Company completes interoperability with Microsoft security platform, forges marketing alliance with SAP.

Marguerite Reardon Former senior reporter
Marguerite Reardon started as a CNET News reporter in 2004, covering cellphone services, broadband, citywide Wi-Fi, the Net neutrality debate and the consolidation of the phone companies.
Marguerite Reardon
2 min read
Cisco Systems, known for its aggressive acquisition strategy, is pushing forward with its partnership program as it announces the completion of a security platform with Microsoft and a new marketing partnership with business software company SAP.

For much of its existence, Cisco has used acquisitions as a way to enter new markets quickly and to round out its technology and product portfolios. In the past two decades, it has acquired more than 100 companies.

But Cisco has also been forming strategic partnerships over the years with several large companies, such as Microsoft, Ericsson, IBM and now SAP, to help round out its portfolio and to make sure that its products are interoperable with other products its customers are using.

Cisco and Microsoft announced Wednesday a new architecture that allows their security technology platforms to work together.

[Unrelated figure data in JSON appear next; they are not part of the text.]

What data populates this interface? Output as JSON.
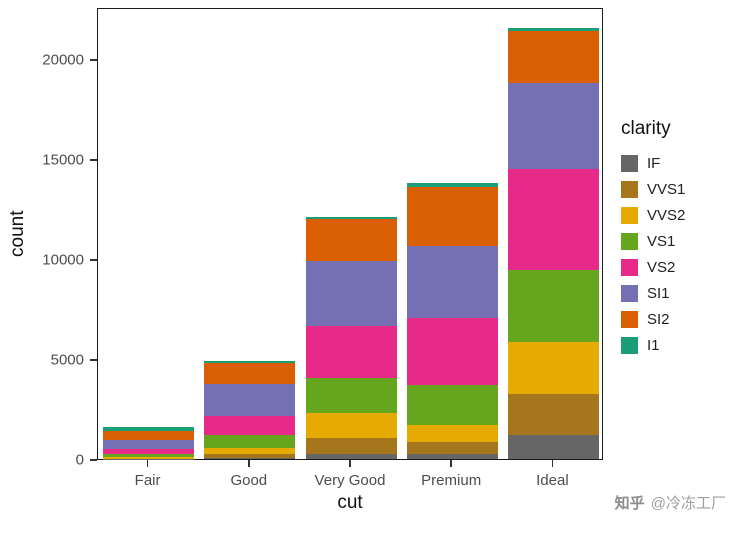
{
  "chart_data": {
    "type": "bar",
    "subtype": "stacked",
    "title": "",
    "xlabel": "cut",
    "ylabel": "count",
    "categories": [
      "Fair",
      "Good",
      "Very Good",
      "Premium",
      "Ideal"
    ],
    "legend_title": "clarity",
    "legend_position": "right",
    "grid": false,
    "ylim": [
      0,
      22600
    ],
    "yticks": [
      0,
      5000,
      10000,
      15000,
      20000
    ],
    "ytick_labels": [
      "0",
      "5000",
      "10000",
      "15000",
      "20000"
    ],
    "stack_order_bottom_to_top": [
      "IF",
      "VVS1",
      "VVS2",
      "VS1",
      "VS2",
      "SI1",
      "SI2",
      "I1"
    ],
    "series": [
      {
        "name": "IF",
        "color": "#666666",
        "values": [
          9,
          71,
          268,
          230,
          1212
        ]
      },
      {
        "name": "VVS1",
        "color": "#A6761D",
        "values": [
          17,
          186,
          789,
          616,
          2047
        ]
      },
      {
        "name": "VVS2",
        "color": "#E6AB02",
        "values": [
          69,
          286,
          1235,
          870,
          2606
        ]
      },
      {
        "name": "VS1",
        "color": "#66A61E",
        "values": [
          170,
          648,
          1775,
          1989,
          3589
        ]
      },
      {
        "name": "VS2",
        "color": "#E7298A",
        "values": [
          261,
          978,
          2591,
          3357,
          5071
        ]
      },
      {
        "name": "SI1",
        "color": "#7570B3",
        "values": [
          408,
          1560,
          3240,
          3575,
          4282
        ]
      },
      {
        "name": "SI2",
        "color": "#D95F02",
        "values": [
          466,
          1081,
          2100,
          2949,
          2598
        ]
      },
      {
        "name": "I1",
        "color": "#1B9E77",
        "values": [
          210,
          96,
          84,
          205,
          146
        ]
      }
    ],
    "totals": [
      1610,
      4906,
      12082,
      13791,
      21551
    ]
  },
  "watermark": {
    "brand": "知乎",
    "text": "@冷冻工厂"
  }
}
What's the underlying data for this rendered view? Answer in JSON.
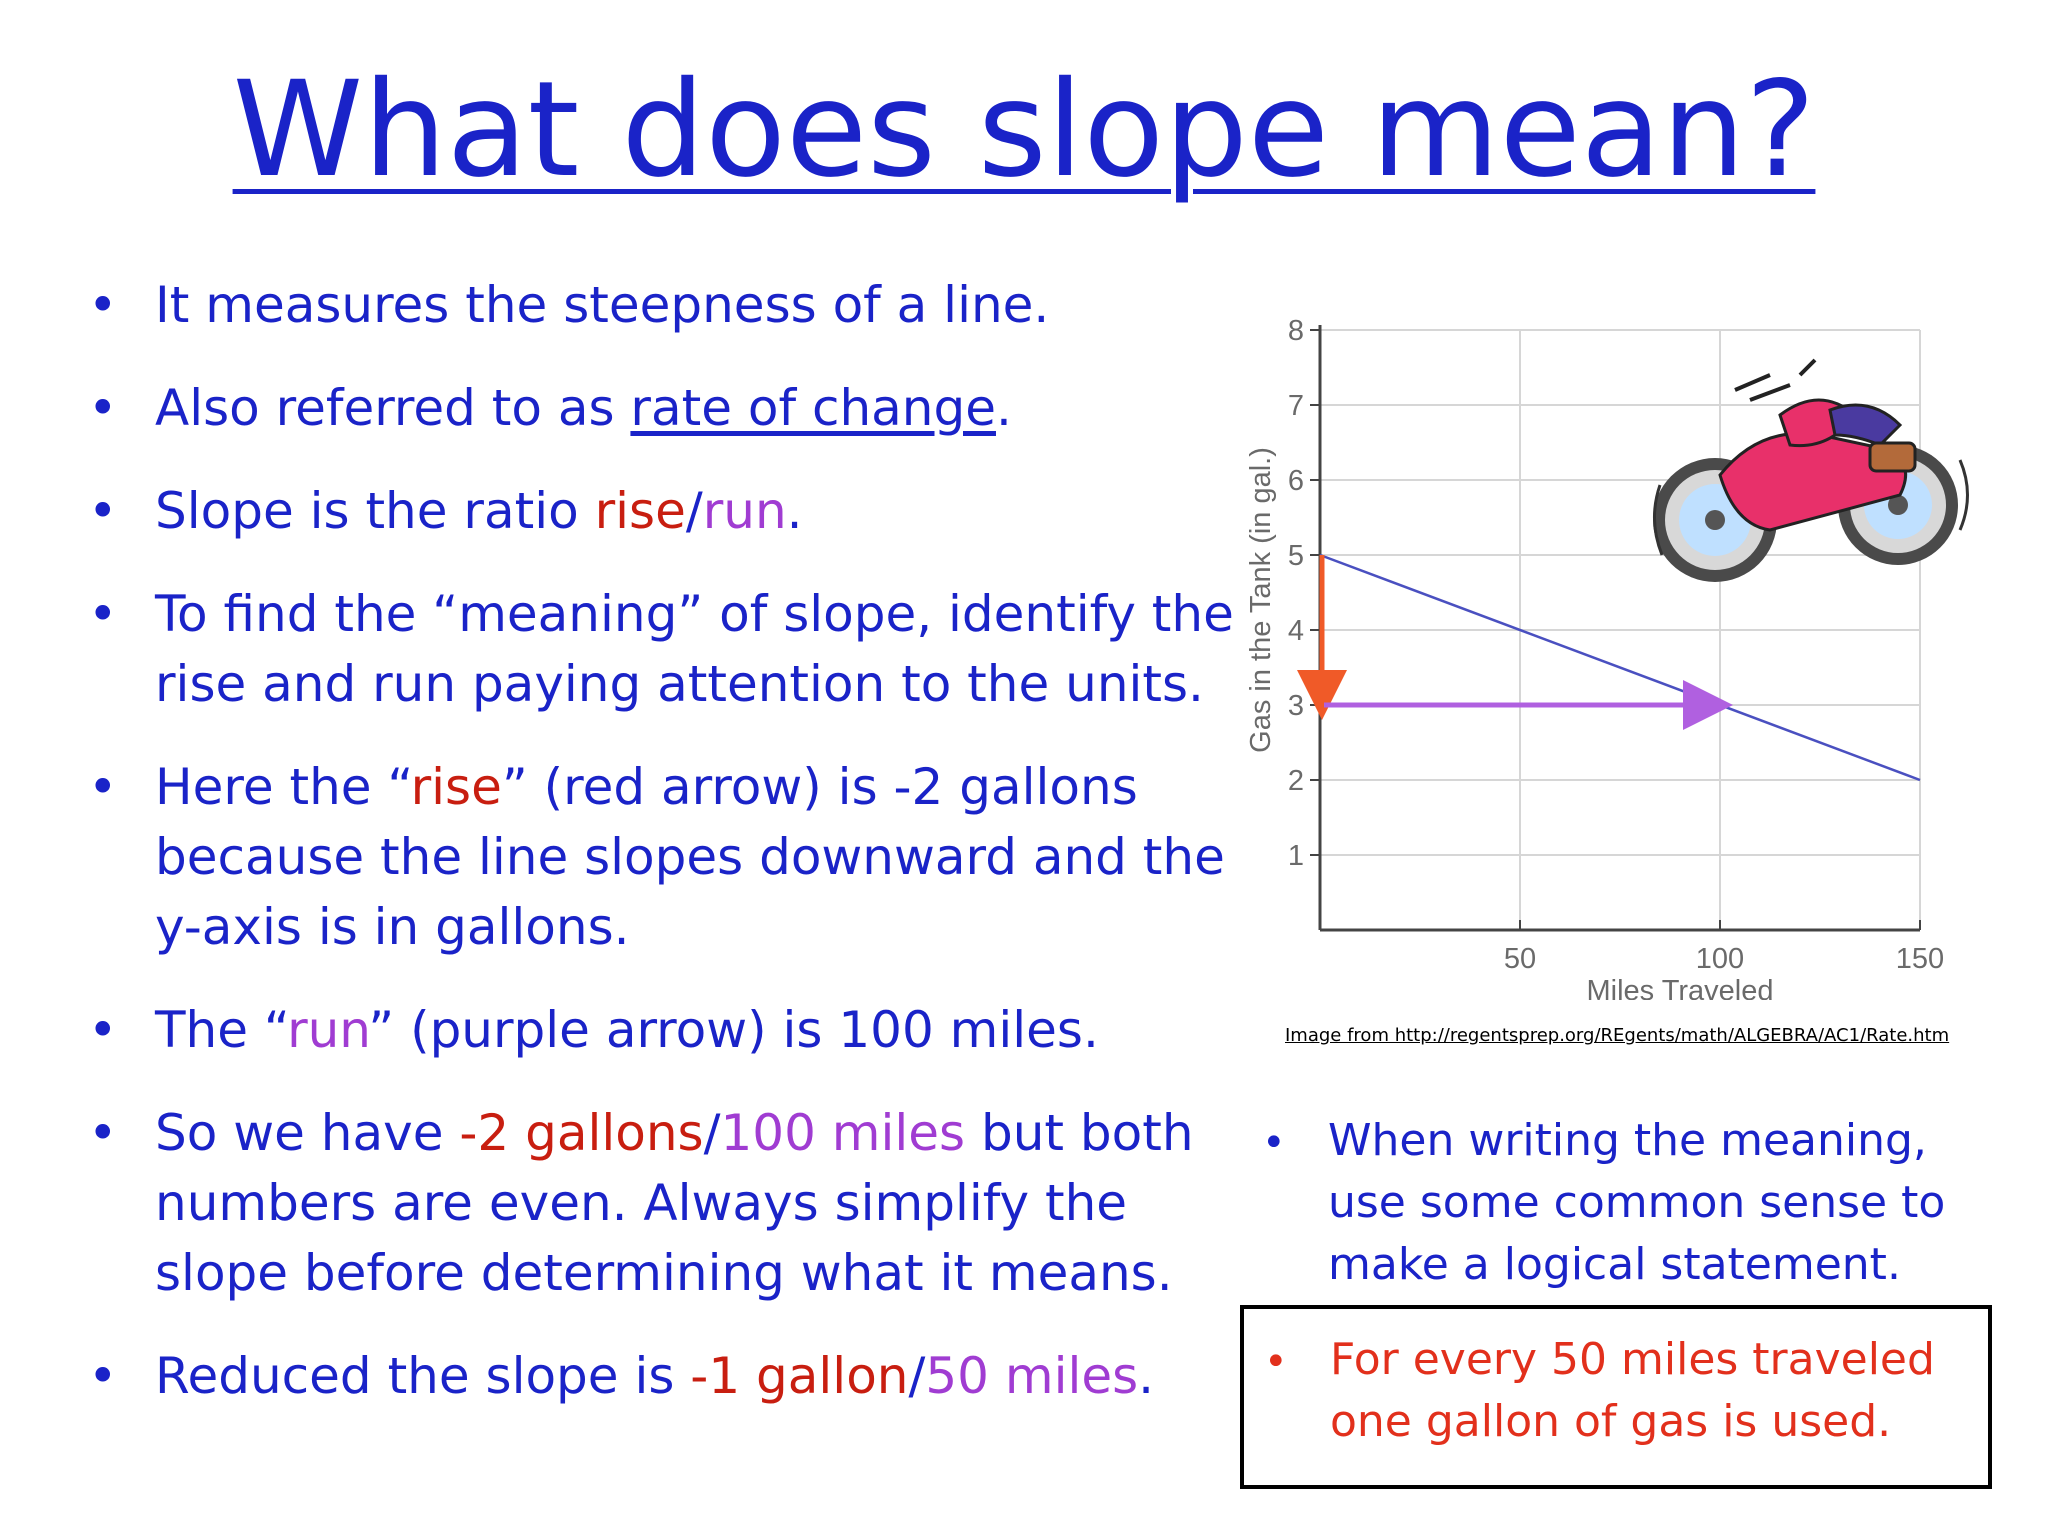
{
  "title": "What does slope mean?",
  "left_bullets": {
    "b1": "It measures the steepness of a line.",
    "b2_pre": "Also referred to as ",
    "b2_link": "rate of change",
    "b2_post": ".",
    "b3_pre": "Slope is the ratio ",
    "b3_rise": "rise",
    "b3_slash": "/",
    "b3_run": "run",
    "b3_post": ".",
    "b4": "To find the “meaning” of slope, identify the rise and run paying attention to the units.",
    "b5_pre": "Here the “",
    "b5_rise": "rise",
    "b5_post": "” (red arrow) is -2 gallons because the line slopes downward and the y-axis is in gallons.",
    "b6_pre": "The “",
    "b6_run": "run",
    "b6_post": "” (purple arrow) is 100 miles.",
    "b7_pre": "So we have ",
    "b7_red": "-2 gallons",
    "b7_slash": "/",
    "b7_purple": "100 miles",
    "b7_post": " but both numbers are even.  Always simplify the slope before determining what it means.",
    "b8_pre": "Reduced the slope is ",
    "b8_red": "-1 gallon",
    "b8_slash": "/",
    "b8_purple": "50 miles",
    "b8_post": "."
  },
  "image_credit": "Image from http://regentsprep.org/REgents/math/ALGEBRA/AC1/Rate.htm",
  "right_bullet": "When writing the meaning, use some common sense to make a logical statement.",
  "answer": "For every 50 miles traveled one gallon of gas is used.",
  "bullet_glyph": "•",
  "colors": {
    "text_blue": "#1a23c8",
    "rise_red": "#c81e10",
    "run_purple": "#a03cd2",
    "answer_red": "#e2301c",
    "line": "#4a50c0",
    "arrow_red": "#f05a28",
    "arrow_purple": "#b060e0"
  },
  "chart_data": {
    "type": "line",
    "xlabel": "Miles Traveled",
    "ylabel": "Gas in the Tank  (in gal.)",
    "xlim": [
      0,
      150
    ],
    "ylim": [
      0,
      8
    ],
    "x_ticks": [
      "50",
      "100",
      "150"
    ],
    "y_ticks": [
      "1",
      "2",
      "3",
      "4",
      "5",
      "6",
      "7",
      "8"
    ],
    "grid": true,
    "series": [
      {
        "x": [
          0,
          150
        ],
        "y": [
          5,
          2
        ]
      }
    ],
    "annotations": {
      "rise_arrow": {
        "x": 0,
        "from_y": 5,
        "to_y": 3
      },
      "run_arrow": {
        "y": 3,
        "from_x": 0,
        "to_x": 100
      }
    },
    "illustration": "motorcycle"
  }
}
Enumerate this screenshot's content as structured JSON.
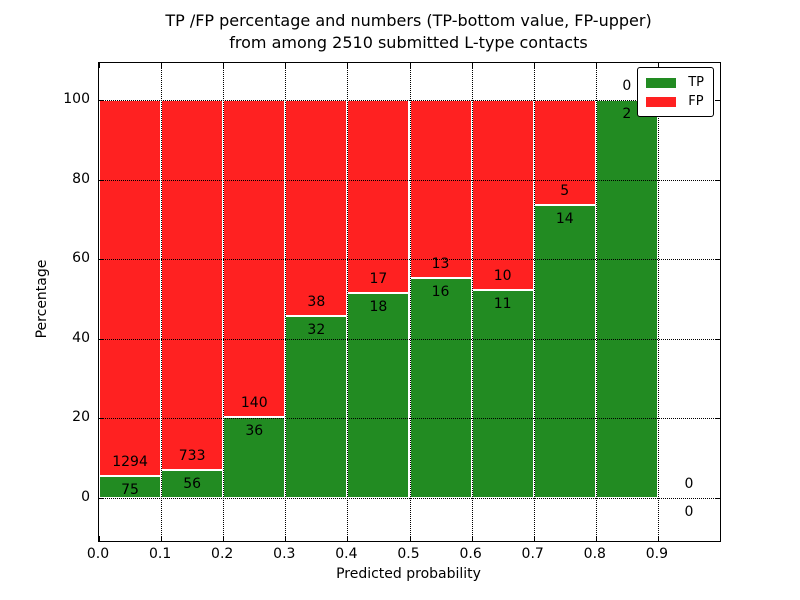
{
  "chart_data": {
    "type": "bar",
    "stacked": true,
    "title_line1": "TP /FP percentage and numbers (TP-bottom value, FP-upper)",
    "title_line2": "from among 2510 submitted L-type contacts",
    "xlabel": "Predicted probability",
    "ylabel": "Percentage",
    "xlim": [
      0.0,
      1.0
    ],
    "ylim": [
      -10.8,
      109.3
    ],
    "xticks": [
      "0.0",
      "0.1",
      "0.2",
      "0.3",
      "0.4",
      "0.5",
      "0.6",
      "0.7",
      "0.8",
      "0.9"
    ],
    "yticks": [
      "0",
      "20",
      "40",
      "60",
      "80",
      "100"
    ],
    "grid": true,
    "grid_style": "dotted",
    "legend_position": "upper right",
    "series": [
      {
        "name": "TP",
        "color": "#228b22"
      },
      {
        "name": "FP",
        "color": "#ff2121"
      }
    ],
    "bins": [
      {
        "x0": 0.0,
        "x1": 0.1,
        "tp": 75,
        "fp": 1294,
        "tp_percent": 5.5
      },
      {
        "x0": 0.1,
        "x1": 0.2,
        "tp": 56,
        "fp": 733,
        "tp_percent": 7.1
      },
      {
        "x0": 0.2,
        "x1": 0.3,
        "tp": 36,
        "fp": 140,
        "tp_percent": 20.5
      },
      {
        "x0": 0.3,
        "x1": 0.4,
        "tp": 32,
        "fp": 38,
        "tp_percent": 45.7
      },
      {
        "x0": 0.4,
        "x1": 0.5,
        "tp": 18,
        "fp": 17,
        "tp_percent": 51.4
      },
      {
        "x0": 0.5,
        "x1": 0.6,
        "tp": 16,
        "fp": 13,
        "tp_percent": 55.2
      },
      {
        "x0": 0.6,
        "x1": 0.7,
        "tp": 11,
        "fp": 10,
        "tp_percent": 52.4
      },
      {
        "x0": 0.7,
        "x1": 0.8,
        "tp": 14,
        "fp": 5,
        "tp_percent": 73.7
      },
      {
        "x0": 0.8,
        "x1": 0.9,
        "tp": 2,
        "fp": 0,
        "tp_percent": 100.0
      },
      {
        "x0": 0.9,
        "x1": 1.0,
        "tp": 0,
        "fp": 0,
        "tp_percent": 0.0
      }
    ],
    "total_submitted": 2510
  }
}
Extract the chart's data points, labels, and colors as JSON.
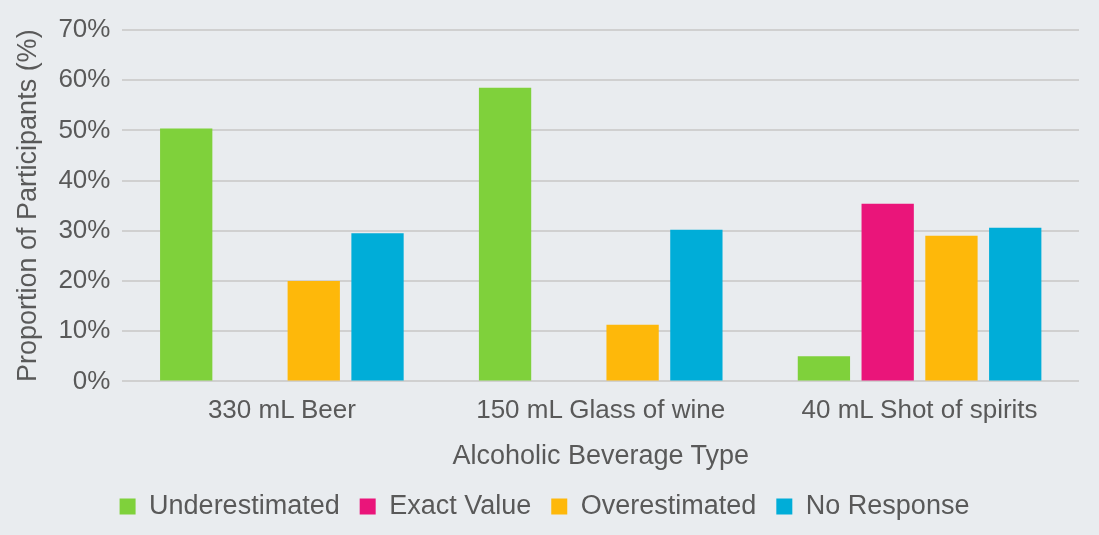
{
  "chart_data": {
    "type": "bar",
    "xlabel": "Alcoholic Beverage Type",
    "ylabel": "Proportion of Participants (%)",
    "categories": [
      "330 mL Beer",
      "150 mL Glass of wine",
      "40 mL Shot of spirits"
    ],
    "series": [
      {
        "name": "Underestimated",
        "color": "#7fd13b",
        "values": [
          50.4,
          58.5,
          5
        ]
      },
      {
        "name": "Exact Value",
        "color": "#ea157a",
        "values": [
          0,
          0,
          35.4
        ]
      },
      {
        "name": "Overestimated",
        "color": "#feb80a",
        "values": [
          20,
          11.3,
          29
        ]
      },
      {
        "name": "No Response",
        "color": "#00add8",
        "values": [
          29.5,
          30.2,
          30.6
        ]
      }
    ],
    "ylim": [
      0,
      70
    ],
    "yticks": [
      {
        "value": 0,
        "label": "0%"
      },
      {
        "value": 10,
        "label": "10%"
      },
      {
        "value": 20,
        "label": "20%"
      },
      {
        "value": 30,
        "label": "30%"
      },
      {
        "value": 40,
        "label": "40%"
      },
      {
        "value": 50,
        "label": "50%"
      },
      {
        "value": 60,
        "label": "60%"
      },
      {
        "value": 70,
        "label": "70%"
      }
    ],
    "grid": "y",
    "legend": "bottom"
  }
}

Now corporate customers who want to protect their networks from unauthorized users will be able to use both Cisco's Network Admission Control and Microsoft's Network Access Protection security frameworks.

The companies had promised in 2004 that the two security architectures would be interoperable.

The companies released a technical white paper at a security trade show in Boston that describes how the systems can be used together. They also demonstrated the new architecture for potential customers.

Cisco and Microsoft said they expect to test a limited beta version of the architecture later this year. It will be commercially available in the second half of 2007, the companies said.

Cisco also announced Wednesday that it has entered a joint marketing agreement in the United States and Canada with SAP to specifically address governance, risk and compliance (GRC) business processes and information-technology control issues.

The new marketing effort will help link SAP's governance, risk and compliance solutions with access and identity information gathered from Cisco's Service Oriented Architected Network Architecture (SONA). Through the marketing agreement, the companies will collaborate on sales and marketing and provide advanced services to corporate customers.

No financial information about the deal was released. The agreement is the first of its kind in the business software arena, SAP said in a statement.